Justifying the use of apparently criminal penalties without protections constitutionally accorded criminal defendants, the courts have relied on claims of history, necessity, and categorization. The claim of history has rested on the propositions that at the time the Constitution was framed courts had long exercised contempt powers and that the Framers did not intend to alter them. Those claims have been challenged but are still made. The claim of necessity still urges the need for orderly adjudicatory proceedings and enforceable orders. The argument rests on the hypothesis that, were the usual restrictions of the bill of rights to apply to contempt proceedings, the courts would be unable to function. The argument from categorization involves simply the assertion that because neither civil nor criminal contempts involve "crimes," the portions of the Bill of Rights applicable to crimes do not apply. In the case of imprisonment for civil contempt this argument is bolstered by the circumstance that the contemnor has the power at any time to obtain his release by complying with the order—a power not enjoyed by a convicted criminal.

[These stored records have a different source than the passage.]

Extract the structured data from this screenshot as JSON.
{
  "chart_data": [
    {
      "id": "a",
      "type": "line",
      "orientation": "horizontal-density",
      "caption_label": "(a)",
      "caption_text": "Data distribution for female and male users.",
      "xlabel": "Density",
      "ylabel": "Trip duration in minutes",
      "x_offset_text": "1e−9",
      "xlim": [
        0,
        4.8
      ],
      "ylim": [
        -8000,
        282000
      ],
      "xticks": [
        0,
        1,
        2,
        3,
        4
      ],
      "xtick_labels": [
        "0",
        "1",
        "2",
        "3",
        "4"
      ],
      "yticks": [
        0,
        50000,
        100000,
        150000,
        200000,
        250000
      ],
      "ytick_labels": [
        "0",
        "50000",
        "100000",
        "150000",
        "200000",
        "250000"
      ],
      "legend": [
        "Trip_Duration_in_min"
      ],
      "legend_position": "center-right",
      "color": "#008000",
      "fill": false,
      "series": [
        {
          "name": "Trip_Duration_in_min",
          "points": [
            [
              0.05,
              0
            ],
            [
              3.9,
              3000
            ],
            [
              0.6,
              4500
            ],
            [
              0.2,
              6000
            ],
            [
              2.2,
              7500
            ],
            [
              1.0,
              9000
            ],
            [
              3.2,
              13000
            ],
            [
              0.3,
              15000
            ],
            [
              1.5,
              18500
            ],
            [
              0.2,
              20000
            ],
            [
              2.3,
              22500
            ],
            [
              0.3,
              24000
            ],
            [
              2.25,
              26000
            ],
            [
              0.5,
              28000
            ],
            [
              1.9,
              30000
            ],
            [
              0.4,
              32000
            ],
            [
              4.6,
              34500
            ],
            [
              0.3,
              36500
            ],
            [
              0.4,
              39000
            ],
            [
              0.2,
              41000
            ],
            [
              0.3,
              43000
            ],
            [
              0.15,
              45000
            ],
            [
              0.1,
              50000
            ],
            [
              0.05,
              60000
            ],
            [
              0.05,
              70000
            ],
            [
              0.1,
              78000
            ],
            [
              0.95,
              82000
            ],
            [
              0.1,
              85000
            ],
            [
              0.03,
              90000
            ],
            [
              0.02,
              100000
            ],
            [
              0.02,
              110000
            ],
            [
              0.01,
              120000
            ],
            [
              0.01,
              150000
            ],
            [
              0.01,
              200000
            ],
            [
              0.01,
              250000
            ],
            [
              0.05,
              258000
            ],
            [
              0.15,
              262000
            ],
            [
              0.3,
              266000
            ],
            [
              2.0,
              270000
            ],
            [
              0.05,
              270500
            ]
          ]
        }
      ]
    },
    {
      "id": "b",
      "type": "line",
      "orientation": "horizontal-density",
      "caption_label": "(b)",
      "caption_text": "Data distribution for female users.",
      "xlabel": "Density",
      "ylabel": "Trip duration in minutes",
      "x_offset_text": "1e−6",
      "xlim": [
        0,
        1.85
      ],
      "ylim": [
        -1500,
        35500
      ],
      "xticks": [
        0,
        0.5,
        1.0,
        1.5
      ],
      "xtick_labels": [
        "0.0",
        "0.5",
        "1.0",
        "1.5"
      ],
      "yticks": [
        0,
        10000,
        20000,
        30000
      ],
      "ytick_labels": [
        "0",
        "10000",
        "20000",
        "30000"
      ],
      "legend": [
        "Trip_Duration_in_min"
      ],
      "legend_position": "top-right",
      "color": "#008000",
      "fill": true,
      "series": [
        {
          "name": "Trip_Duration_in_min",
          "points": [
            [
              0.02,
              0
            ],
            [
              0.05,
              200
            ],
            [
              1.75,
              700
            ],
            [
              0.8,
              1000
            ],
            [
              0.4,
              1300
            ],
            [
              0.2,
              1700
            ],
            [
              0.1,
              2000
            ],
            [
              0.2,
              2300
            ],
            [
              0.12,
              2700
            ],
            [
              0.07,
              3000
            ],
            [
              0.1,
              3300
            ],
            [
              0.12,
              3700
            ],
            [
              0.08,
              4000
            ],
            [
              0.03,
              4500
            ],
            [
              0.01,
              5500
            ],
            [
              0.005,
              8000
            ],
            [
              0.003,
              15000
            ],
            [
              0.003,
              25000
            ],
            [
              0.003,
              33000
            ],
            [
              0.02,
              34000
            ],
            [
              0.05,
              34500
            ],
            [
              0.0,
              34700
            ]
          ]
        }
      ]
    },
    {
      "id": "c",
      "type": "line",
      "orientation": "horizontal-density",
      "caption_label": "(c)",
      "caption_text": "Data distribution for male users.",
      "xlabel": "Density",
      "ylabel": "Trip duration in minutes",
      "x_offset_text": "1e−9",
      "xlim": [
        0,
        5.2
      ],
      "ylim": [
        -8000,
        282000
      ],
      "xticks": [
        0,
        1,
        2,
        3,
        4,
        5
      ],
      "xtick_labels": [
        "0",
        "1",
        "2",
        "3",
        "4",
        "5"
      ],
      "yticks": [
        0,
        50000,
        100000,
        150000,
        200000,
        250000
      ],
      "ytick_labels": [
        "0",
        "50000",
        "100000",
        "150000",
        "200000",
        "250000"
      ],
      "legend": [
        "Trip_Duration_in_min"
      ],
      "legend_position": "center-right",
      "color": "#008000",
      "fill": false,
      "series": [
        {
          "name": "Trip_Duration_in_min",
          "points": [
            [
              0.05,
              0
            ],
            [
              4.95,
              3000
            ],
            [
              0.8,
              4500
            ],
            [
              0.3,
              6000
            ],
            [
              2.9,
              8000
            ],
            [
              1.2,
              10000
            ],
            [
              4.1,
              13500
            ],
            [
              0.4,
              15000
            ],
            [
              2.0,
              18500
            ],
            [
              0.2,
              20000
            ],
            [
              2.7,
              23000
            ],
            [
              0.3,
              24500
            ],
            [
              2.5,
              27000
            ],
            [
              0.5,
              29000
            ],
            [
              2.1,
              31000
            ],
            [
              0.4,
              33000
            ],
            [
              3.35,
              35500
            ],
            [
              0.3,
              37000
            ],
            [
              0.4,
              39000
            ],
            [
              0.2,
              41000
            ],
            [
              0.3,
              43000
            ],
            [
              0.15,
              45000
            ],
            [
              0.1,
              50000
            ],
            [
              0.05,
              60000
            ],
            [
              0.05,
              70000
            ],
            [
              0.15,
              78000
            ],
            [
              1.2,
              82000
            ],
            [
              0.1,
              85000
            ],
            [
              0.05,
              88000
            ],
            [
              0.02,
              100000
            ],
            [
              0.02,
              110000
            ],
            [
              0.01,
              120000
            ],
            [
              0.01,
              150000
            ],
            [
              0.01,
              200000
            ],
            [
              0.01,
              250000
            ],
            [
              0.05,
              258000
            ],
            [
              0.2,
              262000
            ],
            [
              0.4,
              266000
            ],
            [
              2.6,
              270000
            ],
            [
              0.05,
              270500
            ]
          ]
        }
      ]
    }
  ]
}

Though the courts' exercise of contempt power has thus been remarkable for the absence of constitutional constraints, some limits do exist. First, state and federal legislatures have statutorily required greater protections that the Constitution mandates. Second, the Supreme Court has imposed some constitutional limits: in criminal contempts the judge must find the defendant guilty beyond a reasonable doubt; in "indirect" contempts (those not committed before a judge or involving judicial officers) the contemnor is, in addition, accorded the rights of counsel, testimony, and cross-examination. Even in cases of direct contempt the contemnor may have a trial by jury if the judge proposes to inflict a serious penalty. Yet even in enunciating these protections, the Court has steadfastly insisted that the judge has a wide power to impose sentence on the spot for contemptuous behavior in the courtroom.
Judicial use of contempt power involves a collision between two desiderata: that of having tribunals able to conduct their proceedings and enforce their orders; and that of having persons whose freedom stands in jeopardy enjoy the protections of the Bill of Rights. Thus far the courts have concluded that in many situations the first goal necessitates subordinating the second.